Entre los casos más notorios, en enero de 1999 cinco individuos robaron 12 cuadros de Rufino Tamayo durante una exposición retrospectiva en la Galería López Quiroga de Polanco, Ciudad de México. Los ladrones, que parecían invitados, descolgaron las obras y las trasladaron en bolsas negras de plástico. La Procuraduría General de Justicia del Distrito Federal recuperó las piezas valuadas en más de dos millones de dólares días después en una vivienda del noroeste de la capital.
Durante la pandemia, el galerista Óscar Román fue víctima de un robo el 22 de diciembre de 2020, cuando fue interceptado con un cliente potencial por dos hombres armados. Se llevaron la camioneta y nueve piezas de arte valoradas en 250 mil dólares, incluyendo esculturas de Javier Marín, gouache de Chucho Reyes, óleos de Jazzamoart, obras de Leonora Carrington y una pieza en tinta de Jorge Marín. Hasta ahora, estas obras no han sido recuperadas.
Otro caso emblemático es el mural «Pesadilla de guerra, sueño de paz» de Diego Rivera, comisionado por el Instituto Nacional de Bellas Artes en 1952. La obra desapareció quince días después de su exhibición en el Palacio de Bellas Artes. Aunque en un inicio se habló de un robo, más tarde se supo que el Gobierno mexicano ordenó su retiro y Rivera gestionó su traslado a China. Su destino final sigue siendo desconocido, conservándose únicamente algunas fotografías y bocetos.
Entre los casos curiosos destaca la obra «Tres personajes» de Rufino Tamayo, robada en 1987 a un coleccionista privado durante una mudanza y reaparecida más de 15 años después en un basurero de Nueva York. En 2003, Elizabeth Gibson la halló y, tras años de investigación, devolvió la pintura a su dueño original, quien la subastó en Sotheby’s en 2007 por un millón de dólares.
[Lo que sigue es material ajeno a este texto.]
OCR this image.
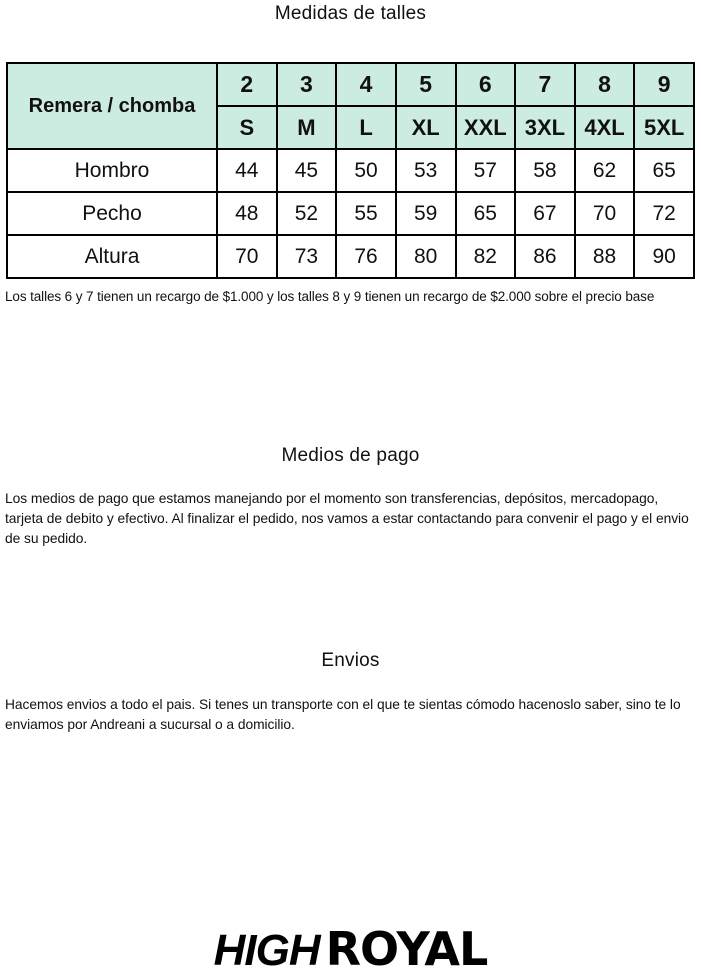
Medidas de talles
Remera / chomba	2	3	4	5	6	7	8	9
	S	M	L	XL	XXL	3XL	4XL	5XL
Hombro	44	45	50	53	57	58	62	65
Pecho	48	52	55	59	65	67	70	72
Altura	70	73	76	80	82	86	88	90
Los talles 6 y 7 tienen un recargo de $1.000 y los talles 8 y 9 tienen un recargo de $2.000 sobre el precio base
Medios de pago
Los medios de pago que estamos manejando por el momento son transferencias, depósitos, mercadopago, tarjeta de debito y efectivo. Al finalizar el pedido, nos vamos a estar contactando para convenir el pago y el envio de su pedido.
Envios
Hacemos envios a todo el pais. Si tenes un transporte con el que te sientas cómodo hacenoslo saber, sino te lo enviamos por Andreani a sucursal o a domicilio.
HIGH ROYAL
Finalmente, El País cita que la obra de Fernando García Ponce estuvo en el centro de un robo familiar que derivó en 2021 en la búsqueda de más de 3 mil 700 piezas por parte de la Fiscalía General de Justicia de la Ciudad de México. Se presume que madre e hijo crearon la empresa fantasma Acervo Galería Ponce para vender más de 500 piezas en el mercado negro. La mayoría de los cuadros fueron recuperados en cateos realizados en Tlalpan y Coyoacán.